The parlour was painted green. It was meant to be the finished job but always looked like an undercoat to me. Having pushed the boat out for the boiler, we were light on furniture: we had the cane-backed chair the wife sat in, and the red sofa. There was a continental stove instead of a fire, and we meant to have that taken out and the old fireplace brought back into use. The old mantelshelf still stood, and the old Couriers were put beneath it, ready for the far-off day when the fireplace would go back in, and the other far-off day when the weather would be cold enough for it to be used. That was the house in which we were to make our future, and to the wife it was too important a matter to be rushed. We had a tea caddy in the bedroom in which, on the wife's orders, we were saving for all manner of household goods of a superior kind.

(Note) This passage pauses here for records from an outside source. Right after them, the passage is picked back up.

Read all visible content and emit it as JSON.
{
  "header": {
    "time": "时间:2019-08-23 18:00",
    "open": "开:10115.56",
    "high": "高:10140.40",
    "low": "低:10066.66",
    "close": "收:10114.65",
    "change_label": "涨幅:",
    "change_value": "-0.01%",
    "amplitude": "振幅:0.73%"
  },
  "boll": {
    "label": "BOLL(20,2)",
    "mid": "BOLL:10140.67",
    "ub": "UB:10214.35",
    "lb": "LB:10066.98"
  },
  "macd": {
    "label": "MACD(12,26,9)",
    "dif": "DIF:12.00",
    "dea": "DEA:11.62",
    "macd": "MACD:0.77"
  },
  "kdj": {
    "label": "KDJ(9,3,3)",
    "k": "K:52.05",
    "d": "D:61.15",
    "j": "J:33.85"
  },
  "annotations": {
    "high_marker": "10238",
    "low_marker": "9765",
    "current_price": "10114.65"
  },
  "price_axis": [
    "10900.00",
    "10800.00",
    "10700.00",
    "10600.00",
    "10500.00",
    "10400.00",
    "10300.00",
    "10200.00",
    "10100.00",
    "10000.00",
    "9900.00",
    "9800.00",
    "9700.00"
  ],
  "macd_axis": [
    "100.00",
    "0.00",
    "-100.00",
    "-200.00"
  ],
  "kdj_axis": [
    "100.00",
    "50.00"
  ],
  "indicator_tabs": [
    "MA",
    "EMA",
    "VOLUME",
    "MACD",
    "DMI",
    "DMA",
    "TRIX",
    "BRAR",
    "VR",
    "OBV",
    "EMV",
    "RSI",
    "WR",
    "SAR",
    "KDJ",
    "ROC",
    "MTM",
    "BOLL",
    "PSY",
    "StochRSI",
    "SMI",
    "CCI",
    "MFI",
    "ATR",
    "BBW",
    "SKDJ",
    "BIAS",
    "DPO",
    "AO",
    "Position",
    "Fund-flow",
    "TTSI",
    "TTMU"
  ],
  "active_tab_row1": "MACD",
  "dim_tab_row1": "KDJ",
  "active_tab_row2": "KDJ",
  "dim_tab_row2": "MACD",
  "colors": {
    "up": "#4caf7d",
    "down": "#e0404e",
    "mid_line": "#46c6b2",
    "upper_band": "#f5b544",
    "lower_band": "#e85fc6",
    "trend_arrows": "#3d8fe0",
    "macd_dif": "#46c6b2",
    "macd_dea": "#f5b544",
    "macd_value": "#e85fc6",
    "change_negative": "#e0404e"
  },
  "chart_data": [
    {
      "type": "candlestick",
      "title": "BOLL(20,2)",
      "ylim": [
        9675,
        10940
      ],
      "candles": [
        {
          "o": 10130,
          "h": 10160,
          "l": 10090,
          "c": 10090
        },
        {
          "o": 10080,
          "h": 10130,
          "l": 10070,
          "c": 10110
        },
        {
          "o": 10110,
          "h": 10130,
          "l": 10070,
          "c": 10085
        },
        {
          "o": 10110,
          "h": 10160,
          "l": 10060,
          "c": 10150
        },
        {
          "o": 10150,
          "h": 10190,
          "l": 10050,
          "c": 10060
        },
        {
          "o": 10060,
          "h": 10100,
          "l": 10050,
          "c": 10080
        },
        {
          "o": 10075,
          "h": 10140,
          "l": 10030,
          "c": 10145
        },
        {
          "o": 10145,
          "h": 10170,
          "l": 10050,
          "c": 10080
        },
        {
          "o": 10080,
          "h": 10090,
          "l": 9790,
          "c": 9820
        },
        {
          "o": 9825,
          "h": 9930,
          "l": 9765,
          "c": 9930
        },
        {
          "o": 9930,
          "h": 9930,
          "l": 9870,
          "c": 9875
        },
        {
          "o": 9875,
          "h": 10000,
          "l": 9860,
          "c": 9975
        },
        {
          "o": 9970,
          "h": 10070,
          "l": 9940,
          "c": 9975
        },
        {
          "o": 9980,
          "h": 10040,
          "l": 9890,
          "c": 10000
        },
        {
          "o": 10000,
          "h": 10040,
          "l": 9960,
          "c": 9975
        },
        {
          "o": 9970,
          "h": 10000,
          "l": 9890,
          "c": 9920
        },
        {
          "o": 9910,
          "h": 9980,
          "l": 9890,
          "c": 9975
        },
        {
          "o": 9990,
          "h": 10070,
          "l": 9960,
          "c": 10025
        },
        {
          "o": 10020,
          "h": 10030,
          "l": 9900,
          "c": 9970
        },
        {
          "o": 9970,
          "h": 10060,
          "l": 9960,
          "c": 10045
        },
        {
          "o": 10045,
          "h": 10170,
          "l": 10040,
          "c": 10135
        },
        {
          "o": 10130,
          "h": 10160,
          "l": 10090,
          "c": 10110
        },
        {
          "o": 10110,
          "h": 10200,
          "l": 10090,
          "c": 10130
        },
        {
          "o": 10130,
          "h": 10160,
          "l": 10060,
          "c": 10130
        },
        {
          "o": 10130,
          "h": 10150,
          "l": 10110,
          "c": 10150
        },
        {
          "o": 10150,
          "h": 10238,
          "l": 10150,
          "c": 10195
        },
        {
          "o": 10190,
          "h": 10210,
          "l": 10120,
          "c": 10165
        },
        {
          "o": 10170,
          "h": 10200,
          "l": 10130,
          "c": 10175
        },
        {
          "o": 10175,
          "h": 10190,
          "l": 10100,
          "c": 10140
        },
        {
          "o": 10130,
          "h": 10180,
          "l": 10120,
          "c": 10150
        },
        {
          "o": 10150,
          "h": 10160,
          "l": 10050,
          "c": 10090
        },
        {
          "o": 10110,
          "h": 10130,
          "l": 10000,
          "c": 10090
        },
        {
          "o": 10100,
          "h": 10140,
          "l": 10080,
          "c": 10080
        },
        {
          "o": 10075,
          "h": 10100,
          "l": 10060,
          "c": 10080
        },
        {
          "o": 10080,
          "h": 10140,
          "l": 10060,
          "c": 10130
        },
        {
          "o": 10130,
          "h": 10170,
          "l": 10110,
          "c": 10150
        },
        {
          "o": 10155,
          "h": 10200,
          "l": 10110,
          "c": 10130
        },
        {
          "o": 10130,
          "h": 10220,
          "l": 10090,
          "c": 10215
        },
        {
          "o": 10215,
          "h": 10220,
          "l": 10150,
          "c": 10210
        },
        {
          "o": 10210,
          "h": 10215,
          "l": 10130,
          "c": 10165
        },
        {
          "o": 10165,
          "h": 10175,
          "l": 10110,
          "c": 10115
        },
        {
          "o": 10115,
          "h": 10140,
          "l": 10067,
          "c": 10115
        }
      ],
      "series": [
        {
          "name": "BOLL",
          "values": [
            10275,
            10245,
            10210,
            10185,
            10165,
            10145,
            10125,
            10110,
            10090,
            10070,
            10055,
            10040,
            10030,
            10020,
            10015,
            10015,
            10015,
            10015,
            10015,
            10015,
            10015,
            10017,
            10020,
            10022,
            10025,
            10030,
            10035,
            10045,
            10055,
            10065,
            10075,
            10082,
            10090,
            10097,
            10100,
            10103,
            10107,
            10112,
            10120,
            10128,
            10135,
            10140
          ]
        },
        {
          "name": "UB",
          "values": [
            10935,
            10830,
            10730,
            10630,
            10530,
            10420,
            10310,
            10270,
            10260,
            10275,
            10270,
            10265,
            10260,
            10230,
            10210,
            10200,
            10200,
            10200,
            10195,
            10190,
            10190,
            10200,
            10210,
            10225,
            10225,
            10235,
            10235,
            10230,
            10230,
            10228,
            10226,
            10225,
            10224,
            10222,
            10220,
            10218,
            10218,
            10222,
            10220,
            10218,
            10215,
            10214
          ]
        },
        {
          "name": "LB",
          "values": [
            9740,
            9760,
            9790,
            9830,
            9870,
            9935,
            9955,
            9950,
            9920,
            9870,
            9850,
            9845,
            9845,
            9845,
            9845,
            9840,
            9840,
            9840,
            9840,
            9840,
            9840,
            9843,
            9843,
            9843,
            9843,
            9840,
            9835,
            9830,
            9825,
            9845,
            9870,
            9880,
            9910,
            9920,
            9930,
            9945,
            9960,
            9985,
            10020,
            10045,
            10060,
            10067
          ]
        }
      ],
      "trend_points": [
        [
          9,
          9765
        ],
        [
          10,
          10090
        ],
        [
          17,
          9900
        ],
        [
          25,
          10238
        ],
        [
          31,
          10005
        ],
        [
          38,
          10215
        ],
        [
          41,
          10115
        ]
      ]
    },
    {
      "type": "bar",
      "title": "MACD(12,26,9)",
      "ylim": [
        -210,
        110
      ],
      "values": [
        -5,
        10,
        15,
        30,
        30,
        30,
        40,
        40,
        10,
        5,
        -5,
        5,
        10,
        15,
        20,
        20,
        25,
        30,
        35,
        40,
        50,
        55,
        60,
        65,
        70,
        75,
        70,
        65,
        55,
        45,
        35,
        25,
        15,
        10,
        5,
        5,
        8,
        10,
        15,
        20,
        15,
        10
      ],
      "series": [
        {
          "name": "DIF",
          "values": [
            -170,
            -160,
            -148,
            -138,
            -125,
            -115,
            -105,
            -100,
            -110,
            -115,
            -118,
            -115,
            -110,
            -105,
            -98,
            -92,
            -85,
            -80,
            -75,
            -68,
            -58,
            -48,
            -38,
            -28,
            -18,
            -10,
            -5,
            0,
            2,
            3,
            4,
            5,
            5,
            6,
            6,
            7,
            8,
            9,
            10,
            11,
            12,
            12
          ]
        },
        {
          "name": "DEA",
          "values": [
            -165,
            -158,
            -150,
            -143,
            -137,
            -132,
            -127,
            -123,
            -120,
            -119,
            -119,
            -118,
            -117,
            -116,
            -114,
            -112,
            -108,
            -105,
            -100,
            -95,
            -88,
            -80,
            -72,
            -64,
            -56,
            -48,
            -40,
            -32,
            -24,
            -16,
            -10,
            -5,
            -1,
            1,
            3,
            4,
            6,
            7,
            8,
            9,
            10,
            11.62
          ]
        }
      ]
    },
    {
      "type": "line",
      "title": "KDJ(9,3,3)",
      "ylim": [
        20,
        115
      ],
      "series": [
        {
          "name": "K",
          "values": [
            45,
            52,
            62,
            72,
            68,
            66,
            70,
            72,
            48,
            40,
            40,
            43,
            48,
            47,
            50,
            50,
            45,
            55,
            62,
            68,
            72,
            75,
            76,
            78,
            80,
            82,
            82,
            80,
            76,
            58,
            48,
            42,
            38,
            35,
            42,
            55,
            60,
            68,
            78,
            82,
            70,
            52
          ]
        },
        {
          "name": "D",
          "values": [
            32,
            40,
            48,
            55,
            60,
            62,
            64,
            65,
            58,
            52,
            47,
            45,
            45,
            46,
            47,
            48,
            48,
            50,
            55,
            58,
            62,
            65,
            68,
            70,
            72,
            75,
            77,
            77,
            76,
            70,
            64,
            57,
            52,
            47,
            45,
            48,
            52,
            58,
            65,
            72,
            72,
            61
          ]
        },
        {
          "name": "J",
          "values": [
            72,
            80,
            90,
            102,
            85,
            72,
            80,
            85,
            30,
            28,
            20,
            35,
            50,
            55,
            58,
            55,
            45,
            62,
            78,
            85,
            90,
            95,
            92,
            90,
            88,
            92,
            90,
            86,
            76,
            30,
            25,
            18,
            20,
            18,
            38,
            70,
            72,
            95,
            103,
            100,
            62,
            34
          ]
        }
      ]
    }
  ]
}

'They ought to give a bigger reward,' she said.
I walked through to the scullery, and the jug, basin, towel and soap had been laid out by the wife as usual. It was always Erasmic Soap, 'The Dainty Soap for Dainty Folk'. The wife wanted me double clean, for she knew I would always scrub down at the shed after booking off, but she hated the smell of the axle grease and the yellow soap I used to take it off at work. In fact, she didn't want me a railwayman at all, and if I was clean she could forget I was in that line, at least for a while. To the wife, trams were the thing. She was all for things of the future.
'Cape gooseberries from the stores' the wife called out.
The store meant the Co-op.
'Are we to have gooseberry pie?' I called back.
'They're a delicacy just as they are' she said.
She always bought things for tea that weren't quite the thing, and she always bought them from the Co-operative Stores. She was a great co-operator, but she liked the idea of it more than the actual buying, so we'd quite often end by going out for a knife-and-fork tea.